While Nigerians went to the polls in March 2015 for what would prove to be historic elections, 40 young people in Abuja, mostly women, answered phones around the clock, fielding calls about outbreaks of violence and voter suppression.

Meanwhile, 300 female election monitors observed polls in 10 targeted Nigerian states, reporting irregularities back to Abuja. There, a team of eight eminent women from Nigeria, Liberia, Sierra Leone and Senegal worked with political parties and religious groups to address threats of violence against women voters and women candidates as they happened.

Welcome to the Women’s Situation Room. Nigeria’s election was the most recent African election to benefit from a four-year-old idea that’s been spreading throughout the continent. Originated during the 2011 presidential and legislative elections in Liberia to promote women’s leadership development, the Women’s Situation Room model has been replicated in Senegal, Sierra Leone, Mali and Guinea-Bissau.

A group of women stands in front of a Women's Situation Room sign. (U.S. Embassy Nigeria)
Participants in Nigeria’s Women’s Situation Room during the March 2015 elections. (Courtesy photo)

Studies show that women and children are the most likely to be affected by election violence, including efforts to prevent women from exercising their right to vote. Women’s Situation Rooms employ women and youth to ensure access to the polls.

Among the desks in Nigeria’s Women’s Situation Room was one staffed with police representatives and another with representatives from Nigeria’s Independent Electoral Commission, allowing immediate response to outbreaks of violence and incidents of voter exclusion.

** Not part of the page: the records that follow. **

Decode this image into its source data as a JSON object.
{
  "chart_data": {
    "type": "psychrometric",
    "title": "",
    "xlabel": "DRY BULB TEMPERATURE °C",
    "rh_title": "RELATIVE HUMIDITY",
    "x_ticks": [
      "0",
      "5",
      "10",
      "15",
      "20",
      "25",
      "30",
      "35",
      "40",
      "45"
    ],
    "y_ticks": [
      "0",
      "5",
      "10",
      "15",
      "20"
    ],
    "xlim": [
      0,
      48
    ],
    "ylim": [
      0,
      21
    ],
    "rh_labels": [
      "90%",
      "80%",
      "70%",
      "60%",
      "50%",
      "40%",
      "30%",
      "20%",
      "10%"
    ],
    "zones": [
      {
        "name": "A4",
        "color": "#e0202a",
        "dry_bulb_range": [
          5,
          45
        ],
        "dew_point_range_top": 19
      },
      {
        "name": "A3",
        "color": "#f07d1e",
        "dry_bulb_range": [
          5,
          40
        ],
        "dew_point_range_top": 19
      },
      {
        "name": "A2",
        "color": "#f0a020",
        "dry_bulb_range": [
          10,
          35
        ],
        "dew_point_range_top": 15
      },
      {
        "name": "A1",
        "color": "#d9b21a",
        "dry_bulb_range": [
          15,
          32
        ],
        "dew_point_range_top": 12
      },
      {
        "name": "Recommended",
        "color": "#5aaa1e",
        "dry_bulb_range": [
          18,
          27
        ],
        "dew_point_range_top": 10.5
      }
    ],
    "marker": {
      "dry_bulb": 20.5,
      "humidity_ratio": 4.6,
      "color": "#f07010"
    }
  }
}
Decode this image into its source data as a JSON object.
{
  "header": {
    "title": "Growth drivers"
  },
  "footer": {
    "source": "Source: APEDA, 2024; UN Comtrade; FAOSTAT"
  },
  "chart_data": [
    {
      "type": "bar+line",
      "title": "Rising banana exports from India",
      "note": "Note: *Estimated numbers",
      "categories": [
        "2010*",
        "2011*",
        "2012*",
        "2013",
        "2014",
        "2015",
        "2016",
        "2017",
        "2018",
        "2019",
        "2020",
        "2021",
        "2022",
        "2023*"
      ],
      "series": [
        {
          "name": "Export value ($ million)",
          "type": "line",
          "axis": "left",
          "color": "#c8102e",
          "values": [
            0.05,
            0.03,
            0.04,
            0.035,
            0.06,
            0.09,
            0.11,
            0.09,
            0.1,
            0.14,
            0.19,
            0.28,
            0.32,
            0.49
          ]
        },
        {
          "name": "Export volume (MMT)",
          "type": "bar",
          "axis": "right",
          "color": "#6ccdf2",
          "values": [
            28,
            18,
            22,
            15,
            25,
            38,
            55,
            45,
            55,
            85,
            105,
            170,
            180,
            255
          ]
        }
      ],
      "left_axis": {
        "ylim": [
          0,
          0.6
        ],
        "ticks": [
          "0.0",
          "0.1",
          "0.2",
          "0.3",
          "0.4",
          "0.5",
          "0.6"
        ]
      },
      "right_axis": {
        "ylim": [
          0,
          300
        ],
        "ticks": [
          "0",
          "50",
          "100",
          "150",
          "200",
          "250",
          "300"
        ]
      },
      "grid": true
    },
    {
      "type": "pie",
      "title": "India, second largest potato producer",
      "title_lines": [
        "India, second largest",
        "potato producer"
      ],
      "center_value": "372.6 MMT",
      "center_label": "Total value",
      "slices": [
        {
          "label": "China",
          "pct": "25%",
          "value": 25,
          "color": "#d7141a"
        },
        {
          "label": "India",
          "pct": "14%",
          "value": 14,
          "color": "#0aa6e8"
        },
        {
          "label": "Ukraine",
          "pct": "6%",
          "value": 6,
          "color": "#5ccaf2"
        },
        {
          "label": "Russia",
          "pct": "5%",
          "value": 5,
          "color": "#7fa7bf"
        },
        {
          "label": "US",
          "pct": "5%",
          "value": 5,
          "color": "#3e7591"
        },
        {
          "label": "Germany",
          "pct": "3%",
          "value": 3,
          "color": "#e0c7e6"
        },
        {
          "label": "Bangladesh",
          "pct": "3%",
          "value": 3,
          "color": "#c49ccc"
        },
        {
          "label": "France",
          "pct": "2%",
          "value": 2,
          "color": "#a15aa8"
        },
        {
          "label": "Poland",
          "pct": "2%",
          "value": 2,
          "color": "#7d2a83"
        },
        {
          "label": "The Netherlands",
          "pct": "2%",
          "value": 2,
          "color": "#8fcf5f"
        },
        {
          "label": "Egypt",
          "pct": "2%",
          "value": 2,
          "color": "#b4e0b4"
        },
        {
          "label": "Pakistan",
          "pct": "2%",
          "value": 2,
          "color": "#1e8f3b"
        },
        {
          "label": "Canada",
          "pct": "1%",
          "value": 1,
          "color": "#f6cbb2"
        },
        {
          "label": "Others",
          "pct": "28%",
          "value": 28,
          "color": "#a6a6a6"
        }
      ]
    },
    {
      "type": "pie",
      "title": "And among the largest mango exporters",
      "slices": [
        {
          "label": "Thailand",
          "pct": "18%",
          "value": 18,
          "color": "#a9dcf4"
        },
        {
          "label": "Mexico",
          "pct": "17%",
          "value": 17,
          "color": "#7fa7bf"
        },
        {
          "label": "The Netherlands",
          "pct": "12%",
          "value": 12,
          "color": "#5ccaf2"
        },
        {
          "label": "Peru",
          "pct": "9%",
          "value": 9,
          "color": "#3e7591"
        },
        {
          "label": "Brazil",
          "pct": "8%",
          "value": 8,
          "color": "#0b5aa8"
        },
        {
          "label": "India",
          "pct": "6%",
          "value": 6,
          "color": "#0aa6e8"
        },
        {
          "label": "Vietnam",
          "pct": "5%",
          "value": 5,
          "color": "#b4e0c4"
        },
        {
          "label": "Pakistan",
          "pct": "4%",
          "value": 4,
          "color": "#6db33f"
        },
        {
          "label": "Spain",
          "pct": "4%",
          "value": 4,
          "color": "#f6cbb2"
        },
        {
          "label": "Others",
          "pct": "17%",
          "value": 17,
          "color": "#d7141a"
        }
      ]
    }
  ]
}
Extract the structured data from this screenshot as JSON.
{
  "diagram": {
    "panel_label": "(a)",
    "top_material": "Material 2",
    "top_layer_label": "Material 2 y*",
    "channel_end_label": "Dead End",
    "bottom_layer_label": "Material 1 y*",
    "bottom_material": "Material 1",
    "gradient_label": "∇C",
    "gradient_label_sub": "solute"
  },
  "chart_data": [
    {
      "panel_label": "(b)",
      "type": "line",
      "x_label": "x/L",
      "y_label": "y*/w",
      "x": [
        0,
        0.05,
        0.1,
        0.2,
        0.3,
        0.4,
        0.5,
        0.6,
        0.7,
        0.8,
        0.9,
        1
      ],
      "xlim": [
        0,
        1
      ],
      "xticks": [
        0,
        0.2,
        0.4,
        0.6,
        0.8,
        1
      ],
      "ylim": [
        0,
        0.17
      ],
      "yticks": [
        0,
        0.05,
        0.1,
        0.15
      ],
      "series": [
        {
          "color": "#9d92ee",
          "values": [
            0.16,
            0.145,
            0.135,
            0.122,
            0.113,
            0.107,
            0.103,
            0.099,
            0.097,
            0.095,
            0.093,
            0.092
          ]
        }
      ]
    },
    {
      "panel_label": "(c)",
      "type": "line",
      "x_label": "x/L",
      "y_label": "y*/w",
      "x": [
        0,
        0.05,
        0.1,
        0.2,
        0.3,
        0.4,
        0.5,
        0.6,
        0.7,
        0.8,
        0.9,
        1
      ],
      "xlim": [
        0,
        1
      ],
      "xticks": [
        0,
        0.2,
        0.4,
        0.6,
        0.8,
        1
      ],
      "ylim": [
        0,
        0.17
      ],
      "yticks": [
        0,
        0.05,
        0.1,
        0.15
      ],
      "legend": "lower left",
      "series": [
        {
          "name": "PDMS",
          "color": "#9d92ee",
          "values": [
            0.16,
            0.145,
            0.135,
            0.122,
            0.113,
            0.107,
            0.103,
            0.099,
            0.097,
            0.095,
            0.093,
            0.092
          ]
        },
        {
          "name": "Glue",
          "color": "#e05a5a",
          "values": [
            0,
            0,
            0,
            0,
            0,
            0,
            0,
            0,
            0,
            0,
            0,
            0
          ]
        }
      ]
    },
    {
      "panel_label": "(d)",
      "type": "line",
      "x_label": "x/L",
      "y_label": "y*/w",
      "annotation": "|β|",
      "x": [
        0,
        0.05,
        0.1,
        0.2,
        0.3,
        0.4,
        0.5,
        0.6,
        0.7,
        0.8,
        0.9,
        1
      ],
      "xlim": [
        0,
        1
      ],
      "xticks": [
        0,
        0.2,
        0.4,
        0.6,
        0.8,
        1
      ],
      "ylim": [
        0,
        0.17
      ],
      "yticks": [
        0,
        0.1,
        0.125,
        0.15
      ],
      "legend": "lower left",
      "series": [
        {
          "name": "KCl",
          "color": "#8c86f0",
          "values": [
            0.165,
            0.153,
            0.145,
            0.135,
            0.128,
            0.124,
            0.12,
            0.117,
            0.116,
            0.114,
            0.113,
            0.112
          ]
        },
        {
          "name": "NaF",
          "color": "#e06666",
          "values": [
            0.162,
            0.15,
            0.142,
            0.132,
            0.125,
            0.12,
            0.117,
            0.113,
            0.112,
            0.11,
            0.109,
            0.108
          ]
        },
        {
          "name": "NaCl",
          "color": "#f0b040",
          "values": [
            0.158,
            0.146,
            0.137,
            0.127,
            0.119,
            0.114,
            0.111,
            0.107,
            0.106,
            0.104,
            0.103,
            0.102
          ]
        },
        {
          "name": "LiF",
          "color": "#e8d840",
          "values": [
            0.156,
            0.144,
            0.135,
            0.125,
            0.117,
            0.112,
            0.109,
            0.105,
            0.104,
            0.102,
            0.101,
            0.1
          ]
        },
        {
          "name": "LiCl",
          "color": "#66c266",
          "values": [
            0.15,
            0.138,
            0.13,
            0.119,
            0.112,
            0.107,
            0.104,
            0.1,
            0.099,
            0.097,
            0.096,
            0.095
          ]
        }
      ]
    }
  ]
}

“If a situation happens in the field and we want answers from the police — like violence erupted in a certain state while [women] were taking part in the election — we respond by finding the particular arm of government, INEC or police, to tackle the situation. If they’re in the room, it’s of course easier and faster,” Turrie Akerele Ismael, Nigeria’s solicitor-general and one of the situation room’s eminent women, reported to U.N. Women.

“Women and youth play an active role in sustaining peace before, during and after the elections,” said Sylvie Ndongmo of the Women’s International League for Peace and Freedom, which coordinated the Women’s Situation Room for the Nigerian election. When civic groups work with governmental agencies to reduce threats to voters and candidates, said Ndongmo, “the threat of electoral violence becomes an opportunity for promoting sustainable peace and democracy.”